Why does invoking a Powershell script block with .Invoke() return a collection?

It seems that invoking a Powershell script block (by invoking the .Invoke() method) always produces a collection. Specifically, a collection of type

System.Collections.ObjectModel.Collection`1[[System.Management.Automation.PSObject, System.Management.Automation, Version=3.0.0.0, Culture=neutral, PublicKeyToken=31bf3856ad364e35]]

Even invoking an empty script block ({}.Invoke()) returns a collection. Invoking the same script block using the call operator (&) produces the normally expected return (either a scalar or [object[]]).

This turns out to be convenient if you need a collection instead of an array, but it seems kind of counterintuitive.

Does anyone know why it behaves this way?

Edit:

I knew there are two different invocations, .Invoke() and .InvokeReturnAsIs() from reading the language spec. That's were I first noticed it.

I just don't understand the reasoning behind the naming convention and the way the mechanics of it appear to work. Looking at the documentation, what I would have thought would be the default invocation method is not what is used when the scriptblock is invoked in Powershell. It appears that .InvokeReturnAsIs() just returns a stream of objects, and then Powershell wraps it into an object array if there's more than one object, as scalar if there's only one object, or creates a null object if there are none, as if there's an implicit pipeline there. Using .Invoke() returns a collection, always, and Powershell leaves it as a collection.

Answers


Looks to be the difference between these two methods:

Invoke - Invokes the script block with the specified arguments, returning the results as PSObject objects.

InvokeReturnAsIs - Runs the script block with the specified arguments. This method returns the raw (unwrapped) result objects so that it can be more efficient.

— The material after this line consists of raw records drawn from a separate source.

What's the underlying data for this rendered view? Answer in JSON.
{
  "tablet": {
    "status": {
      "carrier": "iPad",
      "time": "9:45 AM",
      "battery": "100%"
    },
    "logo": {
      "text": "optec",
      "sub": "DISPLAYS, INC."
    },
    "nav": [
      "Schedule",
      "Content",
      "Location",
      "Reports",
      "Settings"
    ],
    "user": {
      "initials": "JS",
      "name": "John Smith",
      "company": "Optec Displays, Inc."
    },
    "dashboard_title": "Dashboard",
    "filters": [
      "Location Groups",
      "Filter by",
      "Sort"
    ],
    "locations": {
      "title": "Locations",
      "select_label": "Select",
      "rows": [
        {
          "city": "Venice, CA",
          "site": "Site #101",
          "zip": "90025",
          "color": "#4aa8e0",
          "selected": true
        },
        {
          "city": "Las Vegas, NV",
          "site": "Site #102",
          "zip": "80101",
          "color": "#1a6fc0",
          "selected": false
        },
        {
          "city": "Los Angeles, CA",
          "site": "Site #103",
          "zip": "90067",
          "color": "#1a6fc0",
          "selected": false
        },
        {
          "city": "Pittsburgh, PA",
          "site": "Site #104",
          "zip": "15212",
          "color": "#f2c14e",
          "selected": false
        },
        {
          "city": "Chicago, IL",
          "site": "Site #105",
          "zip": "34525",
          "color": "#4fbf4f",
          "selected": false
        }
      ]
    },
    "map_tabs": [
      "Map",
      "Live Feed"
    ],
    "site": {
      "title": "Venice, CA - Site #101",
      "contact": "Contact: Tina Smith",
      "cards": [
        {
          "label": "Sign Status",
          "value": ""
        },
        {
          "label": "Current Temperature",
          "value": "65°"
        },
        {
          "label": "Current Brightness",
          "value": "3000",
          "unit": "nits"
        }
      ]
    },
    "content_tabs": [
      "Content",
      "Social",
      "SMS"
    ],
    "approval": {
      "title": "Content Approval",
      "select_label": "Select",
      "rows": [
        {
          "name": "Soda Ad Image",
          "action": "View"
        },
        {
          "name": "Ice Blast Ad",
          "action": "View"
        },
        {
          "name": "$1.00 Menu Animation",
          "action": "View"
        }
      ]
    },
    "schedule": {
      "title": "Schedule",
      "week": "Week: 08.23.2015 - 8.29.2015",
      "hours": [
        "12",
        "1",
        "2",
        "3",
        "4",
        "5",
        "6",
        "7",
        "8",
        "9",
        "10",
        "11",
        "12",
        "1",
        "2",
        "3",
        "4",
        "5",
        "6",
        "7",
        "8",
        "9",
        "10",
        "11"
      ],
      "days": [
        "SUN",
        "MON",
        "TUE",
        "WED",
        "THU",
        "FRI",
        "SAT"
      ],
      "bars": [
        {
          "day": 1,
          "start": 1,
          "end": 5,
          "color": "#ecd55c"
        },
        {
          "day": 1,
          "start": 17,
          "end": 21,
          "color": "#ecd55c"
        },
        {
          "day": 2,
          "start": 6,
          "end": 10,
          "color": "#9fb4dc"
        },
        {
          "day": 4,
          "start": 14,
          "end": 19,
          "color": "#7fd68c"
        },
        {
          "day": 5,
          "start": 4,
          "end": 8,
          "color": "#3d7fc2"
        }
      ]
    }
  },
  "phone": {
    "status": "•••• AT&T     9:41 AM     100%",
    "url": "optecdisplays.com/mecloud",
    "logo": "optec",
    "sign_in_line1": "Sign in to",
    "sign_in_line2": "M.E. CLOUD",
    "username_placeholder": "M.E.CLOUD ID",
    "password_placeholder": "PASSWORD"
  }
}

http://msdn.microsoft.com/en-us/library/system.management.automation.scriptblock_methods(v=vs.85).aspx

Invoke

$code = {"a"}
$code.Invoke().Gettype().FullName

Output:

System.Collections.ObjectModel.Collection`1[[System.Management.Automation.PSObject, System.Management.Automation, Version=1.0.0.0, Culture=neutral, PublicKeyToken=31bf3856ad364e35]]

InvokeReturnAsIs

$code.InvokeReturnAsIs().GetType().FullName

Output:

System.String

My guess is that the team wanted to be consistent with the PowerShell.Invoke() API, which returns a Collection<PSObject>. This C# signature makes it easier for clients to consume 0, 1 or N returned values and not have to worry about checking for null and whether the returned object was wrapped or not.

From the .NET Design Guidelines:

DO NOT return null values from collection properties or from methods returning collections. Return an empty collection or an empty array instead.

You could say then why not just return object. Then I would have to against null or not and then I'd have to test to see if it implemented ICollection to determine if I had a scalar or collection. From a C# dev's point of view, this is a spew (pardon the rhyme). :-)


Because that is what it is designed to do, and there is an alternate!

Invoke - Invokes the script block with the specified arguments, returning the results as (collection of) PSObject objects.

InvokeReturnAsIs - Runs the script block with the specified arguments. This method returns the raw (unwrapped) result objects so that it can be more efficient.

Also, {}.invoke() returns null, so I don't know where you got the impressions that even that returns a collection.